Posted May 17, 2006 2:54 UTC (Wed) by grouch (guest, #27289) [Link]

Follow-up, because I realized I'm still lacking clarity in my response.

There is no exception clause for binary modules and I realize that my wording about the kernel tolerating binary modules can be taken to imply that. The extra clause, IIUC, is directed at the following part of the GPL:

These requirements apply to the modified work as a whole. If identifiable sections of that work are not derived from the Program, and can be reasonably considered independent and separate works in themselves, then this License, and its terms, do not apply to those sections when you distribute them as separate works. But when you distribute the same sections as part of a whole which is a work based on the Program, the distribution of the whole must be on the terms of this License, whose permissions for other licensees extend to the entire whole, and thus to each and every part regardless of who wrote it.

Thus, it is not the intent of this section to claim rights or contest your rights to work written entirely by you; rather, the intent is to exercise the right to control the distribution of derivative or collective works based on the Program.

In addition, mere aggregation of another work not based on the Program with the Program (or with a work based on the Program) on a volume of a storage or distribution medium does not bring the other work under the scope of this License.
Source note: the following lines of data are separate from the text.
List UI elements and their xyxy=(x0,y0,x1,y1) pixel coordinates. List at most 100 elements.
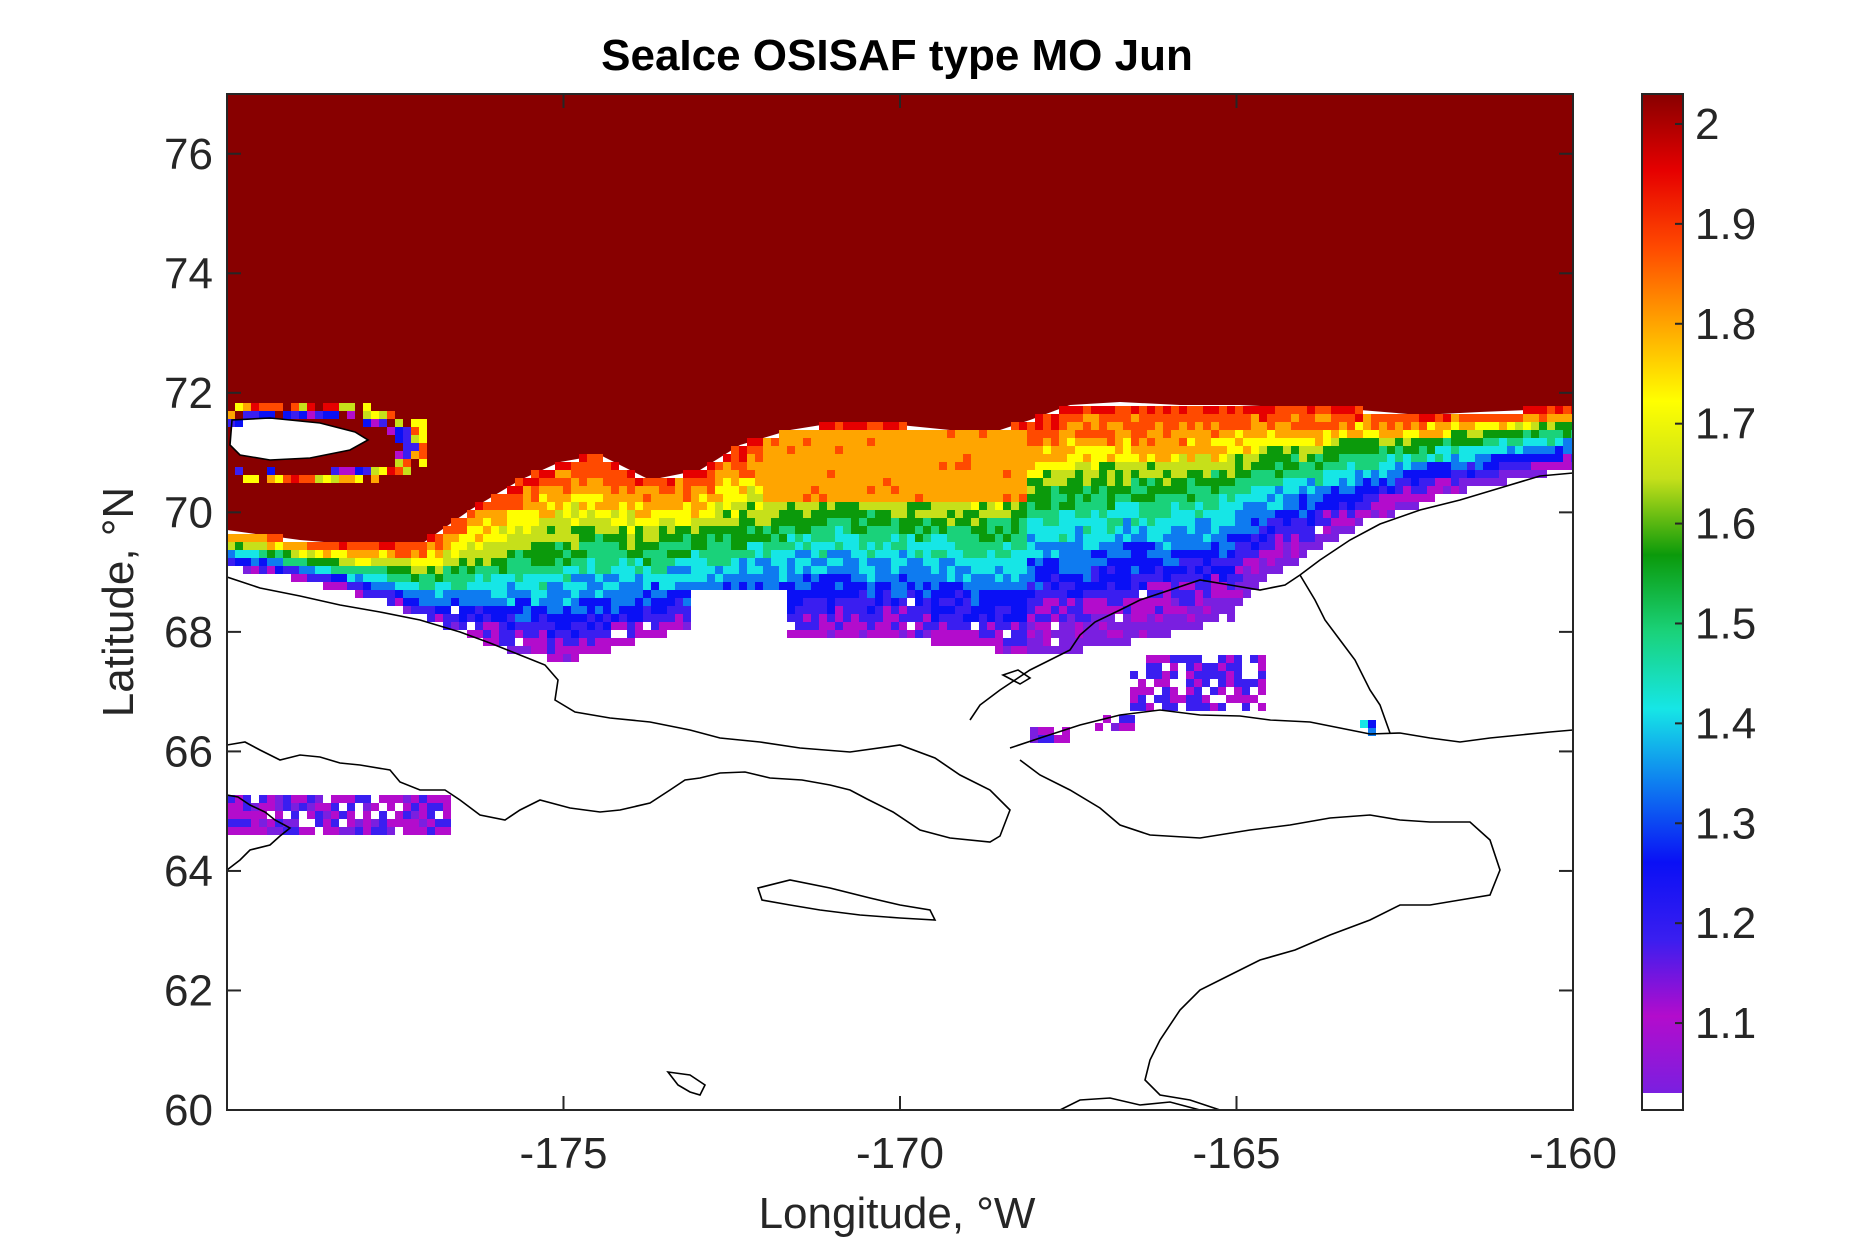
ice-cell xyxy=(1154,671,1162,679)
ice-cell xyxy=(1043,614,1051,622)
ice-cell xyxy=(1119,723,1127,731)
ice-cell xyxy=(795,526,803,534)
ice-cell xyxy=(971,638,979,646)
ice-cell xyxy=(1475,454,1483,462)
ice-cell xyxy=(1363,438,1371,446)
ice-cell xyxy=(523,622,531,630)
ice-cell xyxy=(827,446,835,454)
ice-cell xyxy=(891,582,899,590)
ice-cell xyxy=(1331,406,1339,414)
ice-cell xyxy=(523,590,531,598)
ice-cell xyxy=(747,438,755,446)
ice-cell xyxy=(651,542,659,550)
ice-cell xyxy=(1347,446,1355,454)
ice-cell xyxy=(315,550,323,558)
ice-cell xyxy=(675,534,683,542)
ice-cell xyxy=(827,558,835,566)
ice-cell xyxy=(1411,414,1419,422)
ice-cell xyxy=(571,502,579,510)
ice-cell xyxy=(643,582,651,590)
ice-cell xyxy=(435,542,443,550)
ice-cell xyxy=(1419,478,1427,486)
ice-cell xyxy=(611,510,619,518)
ice-cell xyxy=(1099,582,1107,590)
ice-cell xyxy=(715,566,723,574)
ice-cell xyxy=(1547,414,1555,422)
ice-cell xyxy=(411,598,419,606)
ice-cell xyxy=(803,510,811,518)
ice-cell xyxy=(339,467,347,475)
ice-cell xyxy=(811,566,819,574)
ice-cell xyxy=(995,478,1003,486)
ice-cell xyxy=(971,614,979,622)
ice-cell xyxy=(1139,614,1147,622)
ice-cell xyxy=(531,550,539,558)
ice-cell xyxy=(395,590,403,598)
ice-cell xyxy=(947,502,955,510)
ice-cell xyxy=(1067,622,1075,630)
ice-cell xyxy=(979,526,987,534)
ice-cell xyxy=(1419,414,1427,422)
ice-cell xyxy=(1163,630,1171,638)
ice-cell xyxy=(907,510,915,518)
ice-cell xyxy=(291,819,299,827)
ice-cell xyxy=(1427,470,1435,478)
ice-cell xyxy=(795,462,803,470)
ice-cell xyxy=(867,622,875,630)
ice-cell xyxy=(859,566,867,574)
ice-cell xyxy=(555,646,563,654)
ice-cell xyxy=(1427,438,1435,446)
ice-cell xyxy=(507,550,515,558)
ice-cell xyxy=(891,446,899,454)
ice-cell xyxy=(619,566,627,574)
ice-cell xyxy=(531,630,539,638)
ice-cell xyxy=(955,550,963,558)
ice-cell xyxy=(419,435,427,443)
ice-cell xyxy=(523,494,531,502)
ice-cell xyxy=(1043,430,1051,438)
ice-cell xyxy=(1011,614,1019,622)
ice-cell xyxy=(867,630,875,638)
ice-cell xyxy=(651,502,659,510)
ice-cell xyxy=(955,470,963,478)
colorbar-gradient xyxy=(1642,94,1683,1093)
ice-cell xyxy=(1043,598,1051,606)
ice-cell xyxy=(1155,438,1163,446)
ice-cell xyxy=(1203,542,1211,550)
ice-cell xyxy=(627,622,635,630)
ice-cell xyxy=(595,550,603,558)
ice-cell xyxy=(579,526,587,534)
ice-cell xyxy=(1251,550,1259,558)
ice-cell xyxy=(835,438,843,446)
ice-cell xyxy=(1299,454,1307,462)
ice-cell xyxy=(995,510,1003,518)
ice-cell xyxy=(755,518,763,526)
ice-cell xyxy=(603,542,611,550)
ice-cell xyxy=(811,542,819,550)
ice-cell xyxy=(635,502,643,510)
ice-cell xyxy=(883,502,891,510)
ice-cell xyxy=(267,475,275,483)
ice-cell xyxy=(931,470,939,478)
ice-cell xyxy=(1179,494,1187,502)
ice-cell xyxy=(1127,715,1135,723)
ice-cell xyxy=(1251,486,1259,494)
ice-cell xyxy=(939,606,947,614)
ice-cell xyxy=(1227,534,1235,542)
ice-cell xyxy=(787,542,795,550)
ice-cell xyxy=(547,582,555,590)
ice-cell xyxy=(443,566,451,574)
ice-cell xyxy=(1171,494,1179,502)
ice-cell xyxy=(603,494,611,502)
ice-cell xyxy=(931,478,939,486)
ice-cell xyxy=(747,486,755,494)
ice-cell xyxy=(1107,574,1115,582)
ice-cell xyxy=(571,622,579,630)
ice-cell xyxy=(1131,430,1139,438)
ice-cell xyxy=(891,510,899,518)
ice-cell xyxy=(1155,598,1163,606)
ice-cell xyxy=(1515,454,1523,462)
ice-cell xyxy=(771,510,779,518)
ice-cell xyxy=(587,598,595,606)
ice-cell xyxy=(1363,478,1371,486)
The sticky part that triggered the extra clause, again as I understand it, is that about "a work based on the Program". The nVidia installer is pretty much useless without Linux and a bunch of GNU software. The clarification by Torvalds of a derived work pretty well eliminates the argument that the installer is "based on the Program". This is "tolerated".

  1. The nVidia installer ships with the closed, binary part separate from the GPL part. The closed, binary part is not a derivative of, or linked to anything GPL at this point.

  2. The extra clause added before the GPL in the Linux source COPYING file clarifies the line for a "derived work". The nVidia installer (the open part, not the closed part) is not a derived work, even though it depends on the Linux kernel to do anything useful.

  3. Once the installer does its compiling, the result is a derived work. This is the thing that cannot be distributed under the GPL, due to the lack of source for the closed, binary part within it. This is the finished kernel module that produces the "taint" to the kernel.

"[M]ere aggregation" applies to the unusable, closed blob in 1. above, before compiling. A CD is not violating the terms of the GPL if that blob is just saved on the CD with GPL software. The user can choose to compile and use that finished module in 3. above, but cannot redistribute that part under the terms of the GPL.